You idiots go on and on about “Oh, I’m harsh on this show because I love it! They should listen to legitimate criticism no matter how I deliver it!” Newsflash: you don’t love this show. At this point you’re only criticizing it because you hate it. Because if you were actually criticizing it out of love for the show, you’d be pointing out actual issues this volume. You’d be saying something like “Oh, this kid of information should have been dropped earlier” or “This volume should not have set up Adam as a major player only to more or less not use him for the past 7 chapters.” Or, you know, point out actual problems with the show, even nitpicks like the weird fireplace effects at Brunswick Farms or some animation errors that popped up in Chapter 6. But the funny thing is, you’re not pointing that out. You’re pointing out a 60 second sneak peek that was clearly presented with no pretense of it being the final product and acting like you’ve found the ace in the hole, the proof that CRWBY is lazy and disrespecting of Monty’s legacy.

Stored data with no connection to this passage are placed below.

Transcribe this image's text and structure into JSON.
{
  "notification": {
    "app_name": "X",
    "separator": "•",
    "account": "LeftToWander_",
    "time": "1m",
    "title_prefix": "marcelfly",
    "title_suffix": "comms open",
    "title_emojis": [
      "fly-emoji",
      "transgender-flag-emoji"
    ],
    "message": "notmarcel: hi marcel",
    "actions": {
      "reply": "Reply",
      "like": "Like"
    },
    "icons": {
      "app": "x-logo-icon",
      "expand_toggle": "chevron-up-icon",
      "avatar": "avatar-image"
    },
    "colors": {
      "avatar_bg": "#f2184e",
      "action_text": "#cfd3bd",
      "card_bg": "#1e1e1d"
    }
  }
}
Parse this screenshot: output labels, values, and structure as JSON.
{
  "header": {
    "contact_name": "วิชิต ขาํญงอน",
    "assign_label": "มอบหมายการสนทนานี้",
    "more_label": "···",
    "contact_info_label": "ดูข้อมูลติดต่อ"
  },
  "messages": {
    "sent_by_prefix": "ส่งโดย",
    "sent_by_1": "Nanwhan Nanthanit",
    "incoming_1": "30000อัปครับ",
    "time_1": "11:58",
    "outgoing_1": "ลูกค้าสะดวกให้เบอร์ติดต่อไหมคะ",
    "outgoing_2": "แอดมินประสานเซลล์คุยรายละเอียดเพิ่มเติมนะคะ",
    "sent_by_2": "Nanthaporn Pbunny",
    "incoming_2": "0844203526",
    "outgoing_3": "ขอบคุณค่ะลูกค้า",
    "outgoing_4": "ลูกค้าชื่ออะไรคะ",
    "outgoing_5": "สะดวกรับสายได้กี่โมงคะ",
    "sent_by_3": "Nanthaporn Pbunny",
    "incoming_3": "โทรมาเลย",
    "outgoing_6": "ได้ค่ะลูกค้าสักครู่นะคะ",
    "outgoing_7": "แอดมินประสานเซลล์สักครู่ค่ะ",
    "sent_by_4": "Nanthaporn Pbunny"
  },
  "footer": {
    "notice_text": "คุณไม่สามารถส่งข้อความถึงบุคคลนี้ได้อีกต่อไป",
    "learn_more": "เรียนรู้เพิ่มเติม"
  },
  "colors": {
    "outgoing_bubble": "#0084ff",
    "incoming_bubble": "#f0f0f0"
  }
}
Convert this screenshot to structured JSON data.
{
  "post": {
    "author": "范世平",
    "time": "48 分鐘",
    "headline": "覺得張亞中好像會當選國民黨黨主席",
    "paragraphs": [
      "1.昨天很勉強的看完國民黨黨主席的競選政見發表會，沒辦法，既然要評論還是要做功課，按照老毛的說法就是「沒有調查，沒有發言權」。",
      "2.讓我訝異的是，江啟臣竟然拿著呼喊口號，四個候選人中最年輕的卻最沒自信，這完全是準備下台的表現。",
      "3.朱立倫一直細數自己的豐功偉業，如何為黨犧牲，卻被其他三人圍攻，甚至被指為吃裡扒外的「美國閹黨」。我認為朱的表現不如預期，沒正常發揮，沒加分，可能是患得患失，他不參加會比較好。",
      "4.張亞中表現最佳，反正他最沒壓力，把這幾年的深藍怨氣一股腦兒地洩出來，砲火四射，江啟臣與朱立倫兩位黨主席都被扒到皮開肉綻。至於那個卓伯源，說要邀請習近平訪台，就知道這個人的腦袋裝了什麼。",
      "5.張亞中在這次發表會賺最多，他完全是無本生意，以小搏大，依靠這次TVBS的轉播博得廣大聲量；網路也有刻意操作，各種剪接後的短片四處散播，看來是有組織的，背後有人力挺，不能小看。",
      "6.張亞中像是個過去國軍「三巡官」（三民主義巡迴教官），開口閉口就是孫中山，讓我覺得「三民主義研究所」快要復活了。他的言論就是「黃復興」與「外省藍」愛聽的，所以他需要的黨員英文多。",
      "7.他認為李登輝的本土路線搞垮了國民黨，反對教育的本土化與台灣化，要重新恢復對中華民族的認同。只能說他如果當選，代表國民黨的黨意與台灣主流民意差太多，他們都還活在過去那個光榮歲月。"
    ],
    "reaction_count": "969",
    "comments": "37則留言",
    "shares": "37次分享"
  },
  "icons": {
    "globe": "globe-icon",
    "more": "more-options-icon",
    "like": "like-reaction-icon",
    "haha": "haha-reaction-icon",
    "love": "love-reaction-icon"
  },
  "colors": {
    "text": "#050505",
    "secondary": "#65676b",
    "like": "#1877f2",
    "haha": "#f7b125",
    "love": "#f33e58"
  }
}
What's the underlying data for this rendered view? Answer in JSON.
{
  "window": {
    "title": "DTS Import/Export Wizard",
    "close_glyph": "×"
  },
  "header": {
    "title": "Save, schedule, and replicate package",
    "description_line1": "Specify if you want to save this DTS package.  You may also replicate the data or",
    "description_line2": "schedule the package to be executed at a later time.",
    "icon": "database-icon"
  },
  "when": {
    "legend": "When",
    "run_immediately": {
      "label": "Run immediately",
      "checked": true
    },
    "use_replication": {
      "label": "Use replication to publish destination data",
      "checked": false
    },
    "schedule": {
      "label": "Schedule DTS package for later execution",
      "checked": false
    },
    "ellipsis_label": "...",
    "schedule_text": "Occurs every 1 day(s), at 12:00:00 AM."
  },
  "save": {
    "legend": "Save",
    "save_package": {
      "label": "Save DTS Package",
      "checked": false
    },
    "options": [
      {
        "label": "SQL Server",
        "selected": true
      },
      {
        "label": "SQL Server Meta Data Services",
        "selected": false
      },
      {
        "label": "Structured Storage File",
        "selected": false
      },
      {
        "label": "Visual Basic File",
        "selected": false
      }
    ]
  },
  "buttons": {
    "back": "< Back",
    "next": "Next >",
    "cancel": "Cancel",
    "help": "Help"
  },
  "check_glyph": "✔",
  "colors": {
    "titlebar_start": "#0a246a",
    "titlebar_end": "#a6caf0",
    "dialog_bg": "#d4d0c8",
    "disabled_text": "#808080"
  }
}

You don’t love this show. You love to pretend that you’re protecting the show from the very people that make it. But the fact is, it’s them who are in the writers’ rooms, it’s them who are sitting at the computers, it’s them who make the show you pretend to love. And if you’ve resigned yourself to just hating whatever it is they put out, then I’m sorry, but you’re not a fan of what the show is now. So you can either keep moaning about “Oh, Monty wouldn’t have done this,” or maybe accept the fact that there’s no way the show could do whatever it is Monty did because no one can do what Monty would do. They can only do what they do. It’s no longer just Monty’s show, it’s CRWBY’s show too. And if you’re just never gonna be satisfied with that, if every little thing they do and say is gonna make your blood boil, if every choice they make is completely against the show you’ve built up inside your head, then just don’t watch it. It would make all of us, including you, feel better.